1. The background noise of the oscilloscope, the greater the vertical sensitivity (the greater the voltage per vertical grid), the greater the background noise.

2. The probe is part of the measurement system. The greater the attenuation ratio of the probe, the more the digital system amplifies, and the worse the signal-to-noise ratio of the measurement result. Therefore, if the amplitude of the measured signal itself is relatively small, especially when measuring signals such as power supply noise, this effect is more obvious. When selecting a probe, try to choose a 1:1 probe, or even better, use a coaxial cable to measure to reduce the noise introduced by the probe.

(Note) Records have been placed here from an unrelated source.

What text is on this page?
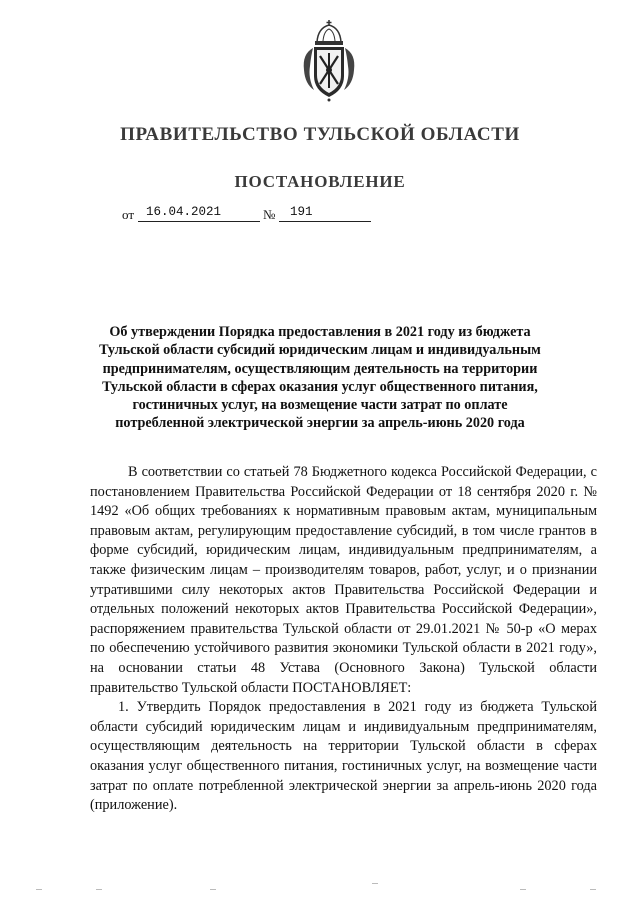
ПРАВИТЕЛЬСТВО ТУЛЬСКОЙ ОБЛАСТИ
ПОСТАНОВЛЕНИЕ
от 16.04.2021	№ 191
Об утверждении Порядка предоставления в 2021 году из бюджета Тульской области субсидий юридическим лицам и индивидуальным предпринимателям, осуществляющим деятельность на территории Тульской области в сферах оказания услуг общественного питания, гостиничных услуг, на возмещение части затрат по оплате потребленной электрической энергии за апрель-июнь 2020 года

В соответствии со статьей 78 Бюджетного кодекса Российской Федерации, с постановлением Правительства Российской Федерации от 18 сентября 2020 г. № 1492 «Об общих требованиях к нормативным правовым актам, муниципальным правовым актам, регулирующим предоставление субсидий, в том числе грантов в форме субсидий, юридическим лицам, индивидуальным предпринимателям, а также физическим лицам – производителям товаров, работ, услуг, и о признании утратившими силу некоторых актов Правительства Российской Федерации и отдельных положений некоторых актов Правительства Российской Федерации», распоряжением правительства Тульской области от 29.01.2021 № 50-р «О мерах по обеспечению устойчивого развития экономики Тульской области в 2021 году», на основании статьи 48 Устава (Основного Закона) Тульской области правительство Тульской области ПОСТАНОВЛЯЕТ:

1. Утвердить Порядок предоставления в 2021 году из бюджета Тульской области субсидий юридическим лицам и индивидуальным предпринимателям, осуществляющим деятельность на территории Тульской области в сферах оказания услуг общественного питания, гостиничных услуг, на возмещение части затрат по оплате потребленной электрической энергии за апрель-июнь 2020 года (приложение).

3. When measuring, try to use a small vertical amplitude scale to reduce the impact of the instrument background noise. From another perspective, a smaller vertical scale means that the signal is closer to the full scale of the screen vertically. The closer to the full scale, the more the signal can utilize the full scale of the ADC and the more precise vertical resolution voltage level of the ADC (full scale votage / 256) (for an ideal 8-bit ADC, the vertical resolution level is 2 to the 8th power), thus the vertical measurement accuracy is higher.